La instalación de puntos de recarga para coches eléctricos en garajes comunitarios ha sido una reciente fuente de conflictos en las comunidades de propietarios.

El Tribunal Supremo ha venido a zanjar la controversia y ratifica que la comunidad de propietarios no puede prohibir a un residente la instalación de un punto de recarga en su plaza de garaje individual.

En este sentido, la única obligación que tiene el dueño de la plaza de garaje es comunicar de forma previa a la comunidad o al administrador de la finca su intención de realizar la instalación.

La Sala Primera del Tribunal Supremo resuelve, en su Sentencia 1745/2025 de 1 de diciembre (ROJ STS 5363/2025), que la instalación de un punto de recarga de vehículos eléctricos para uso privado en el aparcamiento de un edificio en régimen de propiedad horizontal, siempre que se ubique en una plaza individual del garaje comunitario, no requiere otro requisito que su comunicación previa a la comunidad.

En particular, aunque el cableado para el suministro de energía discurra en todo o en parte por elementos comunes o deba quedar sujeto a los mismos, no se precisa la autorización de la comunidad, salvo que se aprecie una afectación innecesaria o desproporcionada de dichos elementos comunes o pueda entrañar un perjuicio para los demás copropietarios.

«En definitiva, el espíritu y finalidad de la norma propician la interpretación de que, para realizar la instalación de un punto de recarga, basta la mera comunicación a la Comunidad, con independencia de que pueda afectar tangencialmente a elementos comunes, como ocurre al fijar el cableado al techo del garaje.

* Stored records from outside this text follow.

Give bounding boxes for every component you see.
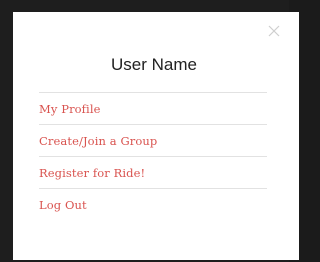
- create-join-group-link[interactable]: Create/Join a Group: [39, 134, 157, 148]
- menu-item-register-ride[interactable]: Register for Ride!: [39, 157, 267, 189]
- menu-item-my-profile[interactable]: My Profile: [39, 93, 267, 125]
- register-ride-link[interactable]: Register for Ride!: [39, 166, 145, 180]
- user-menu-modal: User Name My Profile Create/Join a Group…: [13, 12, 299, 260]
- menu-item-log-out[interactable]: Log Out: [39, 189, 267, 221]
- menu-item-create-join-group[interactable]: Create/Join a Group: [39, 125, 267, 157]
- close-icon: [268, 25, 280, 37]
- user-menu-list: My Profile Create/Join a Group Register …: [39, 93, 267, 221]
- my-profile-link[interactable]: My Profile: [39, 102, 101, 116]
- close-button[interactable]: [267, 24, 283, 40]
- log-out-link[interactable]: Log Out: [39, 198, 87, 212]
- user-name-title: User Name: [111, 55, 197, 74]
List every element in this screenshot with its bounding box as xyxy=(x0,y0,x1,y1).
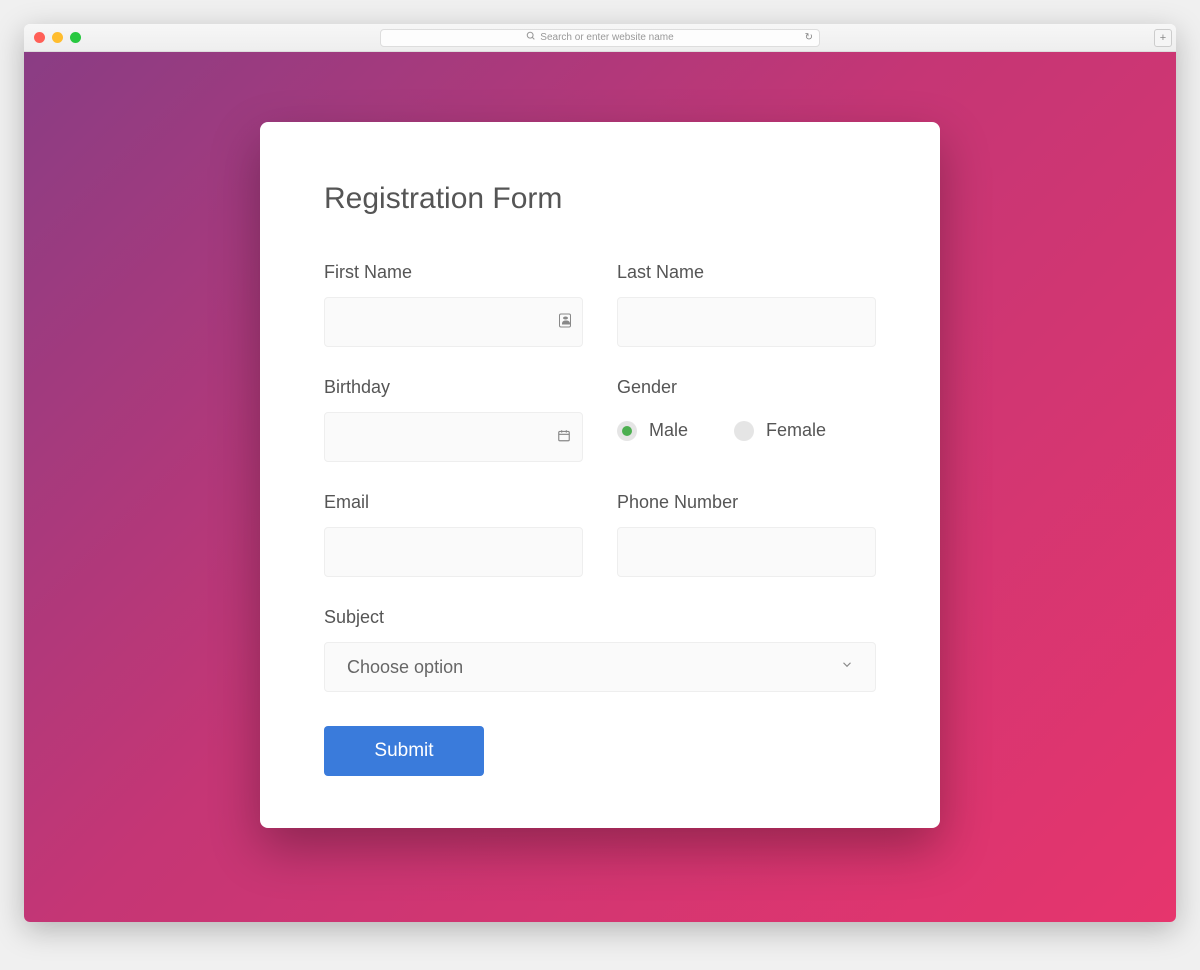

La voluntad del legislador es facilitar la ejecución de obras o infraestructuras, la implantación de sistemas y la instalación de nuevos servicios que contribuyan a la consecución de los objetivos de rehabilitación, regeneración y renovación urbanas, incluida la mayor eficiencia, el ahorro energético y la lucha contra la pobreza energética, es decir, a análogos propósitos a los que se orienta la progresiva sustitución de los vehículos de combustión interna por los vehículos eléctricos, cuya implantación se pretende fomentar facilitando la posibilidad de recargar la batería en el propio aparcamiento. Desde la perspectiva semántica o gramatical, la expresión legal «solo requerirá la comunicación previa a la comunidad», tampoco deja margen a posibles elucubraciones».